Now, the Department of Environmental Affairs has finally proposed closing some of these loopholes. Proposed amendments to law published under the Air Quality Act will only permit one postponement of compliance – for five years – with standards which should be met by April 2020 (called “new plant” standards).

Read the full media release here.

Wellington Community Defeats Waste Incinerator in South Africa

07 June 2018 - Communities of Wellington, in the Western Cape of South Africa, have successfully pushed against the Drakenstein Municipalities plans to build a Municipal Waste Incinerator. The Wellington Association against the Incinerator (WAAI) and the Drakenstein Environmental Watch (DEW), both community based organisations, worked tirelessly,  along with another GAIA member – groundWork, to campaign, resist and legally challenge the proposed incinerator. The Drakenstein Municipality recognized in their official statement “complaints and resistance by certain interest groups – especially against the proposed inclusion of an incinerator component – as well as legal processes” as part of their decision to terminate the proposed project.

groundWork has been working with community groups in Wellington in this struggle over the past few years. Musa Chamane, one of the Waste Campaigners of the organisation, explained that this victory “highlights the importance of community organizing when fighting for environmental justice” and added that “challenging these projects from different angles is crucial to stop these kind of proposals”.

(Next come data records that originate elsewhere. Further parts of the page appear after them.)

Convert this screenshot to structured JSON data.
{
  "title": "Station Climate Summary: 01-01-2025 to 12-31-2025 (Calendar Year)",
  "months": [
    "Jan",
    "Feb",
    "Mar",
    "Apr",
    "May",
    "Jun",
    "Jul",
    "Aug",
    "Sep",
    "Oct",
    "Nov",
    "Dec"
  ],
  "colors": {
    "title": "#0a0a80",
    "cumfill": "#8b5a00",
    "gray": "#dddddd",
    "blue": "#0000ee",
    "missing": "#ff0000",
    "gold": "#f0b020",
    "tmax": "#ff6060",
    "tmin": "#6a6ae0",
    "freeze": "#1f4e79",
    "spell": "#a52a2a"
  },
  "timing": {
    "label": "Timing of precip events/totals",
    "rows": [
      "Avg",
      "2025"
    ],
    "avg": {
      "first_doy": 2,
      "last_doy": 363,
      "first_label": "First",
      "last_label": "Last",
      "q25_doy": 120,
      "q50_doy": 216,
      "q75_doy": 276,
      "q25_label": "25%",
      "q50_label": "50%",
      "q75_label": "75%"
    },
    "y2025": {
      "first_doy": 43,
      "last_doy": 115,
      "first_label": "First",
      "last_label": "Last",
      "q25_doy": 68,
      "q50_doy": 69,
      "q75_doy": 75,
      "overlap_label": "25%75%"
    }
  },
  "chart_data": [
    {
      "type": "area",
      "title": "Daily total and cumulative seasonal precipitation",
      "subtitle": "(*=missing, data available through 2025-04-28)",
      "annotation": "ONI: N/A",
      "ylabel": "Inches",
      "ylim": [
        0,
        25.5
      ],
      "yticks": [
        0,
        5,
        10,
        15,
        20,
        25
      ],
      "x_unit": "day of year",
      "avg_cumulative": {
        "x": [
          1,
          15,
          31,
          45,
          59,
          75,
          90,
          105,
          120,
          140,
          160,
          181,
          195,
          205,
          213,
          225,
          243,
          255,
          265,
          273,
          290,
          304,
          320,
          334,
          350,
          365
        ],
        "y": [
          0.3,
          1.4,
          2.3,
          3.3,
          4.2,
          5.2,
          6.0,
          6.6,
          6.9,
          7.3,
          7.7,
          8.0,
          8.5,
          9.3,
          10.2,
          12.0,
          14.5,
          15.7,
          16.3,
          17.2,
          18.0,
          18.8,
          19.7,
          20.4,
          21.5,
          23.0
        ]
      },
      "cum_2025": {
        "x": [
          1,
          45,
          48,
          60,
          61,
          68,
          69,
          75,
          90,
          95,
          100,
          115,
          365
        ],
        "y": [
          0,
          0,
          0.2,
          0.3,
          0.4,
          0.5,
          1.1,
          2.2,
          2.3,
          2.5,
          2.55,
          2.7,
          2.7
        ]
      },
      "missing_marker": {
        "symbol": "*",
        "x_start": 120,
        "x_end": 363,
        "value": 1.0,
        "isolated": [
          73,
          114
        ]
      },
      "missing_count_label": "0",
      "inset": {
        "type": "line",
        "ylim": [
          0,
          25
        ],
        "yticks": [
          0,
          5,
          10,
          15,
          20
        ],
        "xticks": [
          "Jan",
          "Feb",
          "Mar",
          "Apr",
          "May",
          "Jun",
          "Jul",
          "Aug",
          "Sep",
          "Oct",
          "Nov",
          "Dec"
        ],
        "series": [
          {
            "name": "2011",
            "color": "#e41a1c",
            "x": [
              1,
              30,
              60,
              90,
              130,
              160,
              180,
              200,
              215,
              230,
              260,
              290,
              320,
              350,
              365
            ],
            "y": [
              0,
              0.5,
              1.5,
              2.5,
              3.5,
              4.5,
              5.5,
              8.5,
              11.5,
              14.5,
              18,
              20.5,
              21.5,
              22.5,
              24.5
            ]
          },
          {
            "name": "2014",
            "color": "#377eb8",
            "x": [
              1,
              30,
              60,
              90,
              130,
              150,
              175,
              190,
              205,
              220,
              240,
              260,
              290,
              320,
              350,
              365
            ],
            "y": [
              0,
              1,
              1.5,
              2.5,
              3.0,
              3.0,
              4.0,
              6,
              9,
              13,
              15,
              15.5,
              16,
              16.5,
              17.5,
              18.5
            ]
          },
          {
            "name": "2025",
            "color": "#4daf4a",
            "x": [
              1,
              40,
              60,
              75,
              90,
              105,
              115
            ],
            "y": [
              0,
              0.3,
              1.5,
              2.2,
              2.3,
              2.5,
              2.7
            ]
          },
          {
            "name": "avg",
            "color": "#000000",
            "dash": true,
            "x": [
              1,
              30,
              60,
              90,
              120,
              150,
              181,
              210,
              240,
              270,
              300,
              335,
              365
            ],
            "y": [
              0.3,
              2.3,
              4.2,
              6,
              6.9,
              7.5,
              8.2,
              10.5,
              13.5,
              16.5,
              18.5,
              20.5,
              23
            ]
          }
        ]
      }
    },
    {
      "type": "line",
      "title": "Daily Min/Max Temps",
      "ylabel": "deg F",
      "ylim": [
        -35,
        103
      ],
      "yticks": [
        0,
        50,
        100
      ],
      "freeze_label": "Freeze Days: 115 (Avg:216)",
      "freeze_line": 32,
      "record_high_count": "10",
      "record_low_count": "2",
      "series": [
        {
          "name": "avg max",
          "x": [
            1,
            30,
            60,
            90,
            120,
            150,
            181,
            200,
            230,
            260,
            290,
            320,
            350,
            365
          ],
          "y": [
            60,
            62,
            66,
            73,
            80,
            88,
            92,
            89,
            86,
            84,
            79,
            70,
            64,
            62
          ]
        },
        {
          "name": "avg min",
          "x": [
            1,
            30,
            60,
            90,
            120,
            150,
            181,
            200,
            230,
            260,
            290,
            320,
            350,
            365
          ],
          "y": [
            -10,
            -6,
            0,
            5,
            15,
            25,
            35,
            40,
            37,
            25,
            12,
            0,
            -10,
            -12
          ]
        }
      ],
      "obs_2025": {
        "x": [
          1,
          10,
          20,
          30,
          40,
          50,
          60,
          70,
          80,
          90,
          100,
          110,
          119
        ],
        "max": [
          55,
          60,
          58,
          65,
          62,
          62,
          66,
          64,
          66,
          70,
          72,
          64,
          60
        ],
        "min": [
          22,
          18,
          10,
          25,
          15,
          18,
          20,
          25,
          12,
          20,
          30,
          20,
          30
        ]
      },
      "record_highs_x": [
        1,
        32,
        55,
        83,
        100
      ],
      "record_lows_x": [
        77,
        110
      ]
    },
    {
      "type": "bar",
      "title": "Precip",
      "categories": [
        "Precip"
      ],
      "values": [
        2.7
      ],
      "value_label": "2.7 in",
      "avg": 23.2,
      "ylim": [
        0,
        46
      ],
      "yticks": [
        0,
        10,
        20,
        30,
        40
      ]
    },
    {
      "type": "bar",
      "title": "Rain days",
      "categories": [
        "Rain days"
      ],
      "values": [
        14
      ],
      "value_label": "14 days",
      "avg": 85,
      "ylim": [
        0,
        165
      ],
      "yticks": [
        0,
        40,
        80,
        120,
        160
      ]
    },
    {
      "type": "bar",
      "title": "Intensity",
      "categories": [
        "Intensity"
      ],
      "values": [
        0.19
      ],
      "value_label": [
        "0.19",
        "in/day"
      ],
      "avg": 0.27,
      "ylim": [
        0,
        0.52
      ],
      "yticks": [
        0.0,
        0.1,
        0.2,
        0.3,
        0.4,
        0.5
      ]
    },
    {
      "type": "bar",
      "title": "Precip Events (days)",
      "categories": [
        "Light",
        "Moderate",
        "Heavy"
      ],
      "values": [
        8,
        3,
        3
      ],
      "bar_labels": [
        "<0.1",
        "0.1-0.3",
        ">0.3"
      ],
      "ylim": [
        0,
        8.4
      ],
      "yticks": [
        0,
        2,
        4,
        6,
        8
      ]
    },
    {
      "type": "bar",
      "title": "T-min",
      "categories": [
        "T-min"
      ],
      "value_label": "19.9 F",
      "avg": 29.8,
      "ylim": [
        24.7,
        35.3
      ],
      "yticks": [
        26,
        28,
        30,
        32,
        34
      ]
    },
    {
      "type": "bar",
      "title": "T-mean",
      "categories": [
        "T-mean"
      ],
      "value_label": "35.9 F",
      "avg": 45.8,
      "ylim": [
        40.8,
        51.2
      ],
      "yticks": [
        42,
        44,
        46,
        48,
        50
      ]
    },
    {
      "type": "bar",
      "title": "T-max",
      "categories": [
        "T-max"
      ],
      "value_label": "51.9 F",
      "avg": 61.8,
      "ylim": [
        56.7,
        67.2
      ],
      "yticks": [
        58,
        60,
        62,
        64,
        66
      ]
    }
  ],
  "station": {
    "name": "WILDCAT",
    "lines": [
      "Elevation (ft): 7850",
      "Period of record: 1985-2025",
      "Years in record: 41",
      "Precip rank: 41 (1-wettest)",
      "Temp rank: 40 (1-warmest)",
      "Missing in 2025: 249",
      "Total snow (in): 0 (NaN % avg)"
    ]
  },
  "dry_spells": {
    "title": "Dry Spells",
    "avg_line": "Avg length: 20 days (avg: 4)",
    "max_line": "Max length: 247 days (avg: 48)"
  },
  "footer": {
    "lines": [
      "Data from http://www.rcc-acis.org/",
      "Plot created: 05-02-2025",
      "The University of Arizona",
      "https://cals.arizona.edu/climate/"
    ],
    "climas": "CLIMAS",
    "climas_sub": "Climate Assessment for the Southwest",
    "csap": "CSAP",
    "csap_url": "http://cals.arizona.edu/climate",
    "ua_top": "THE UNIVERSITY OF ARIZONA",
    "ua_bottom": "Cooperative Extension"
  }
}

Keith Roman of WAAI said that their “strategy was to intervene using the legal route to highlight the administrative flaws of the process conducted by the Drakenstein Municipality”. Caron Potocnik of DEW identified the human rights violations related to this project as their main concern “the municipality has to consider the impacts on the people of Wellington” Potocnik affirmed. Going forward both WAAI and DEW are optimistic about the town’s potential “it is great that the incinerator plans have been terminated but now we need to think of how we use sustainable methods of dealing with waste and make Wellington a model zero waste town” both organizations agreed. 

This item originally appeared on the GAIA website.

Minister's statement flies in the face of latest 'no new coal' report

04 June 2018 - The Minister of Energy on Friday reiterated government's intention to proceed with the procurement of expensive, dirty electricity from two independent coal power plants – despite compelling evidence about the disastrous impacts these plants would have for South Africa.

Earlier this week, the Energy Research Centre (ERC) released a report proving that the two new coal plants, Thabametsi and Khanyisa, would cost South Africa an additional R20 billion, and increase greenhouse gas emissions by so much that they would negate government's key plans to mitigate climate change. Credible modelling shows that, given the large surplus generation capacity, the coal IPPs are unnecessary to meet demand, and ensure security of electricity supply.

Moreover, both plants would have significant impacts on air quality and health in areas that are already heavily polluted, and would use enormous amounts of precious water resources. It is for these reasons that the Life After Coal Campaign has challenged – and will continue to challenge – all authorisations for these plants, including in High Court proceedings still underway.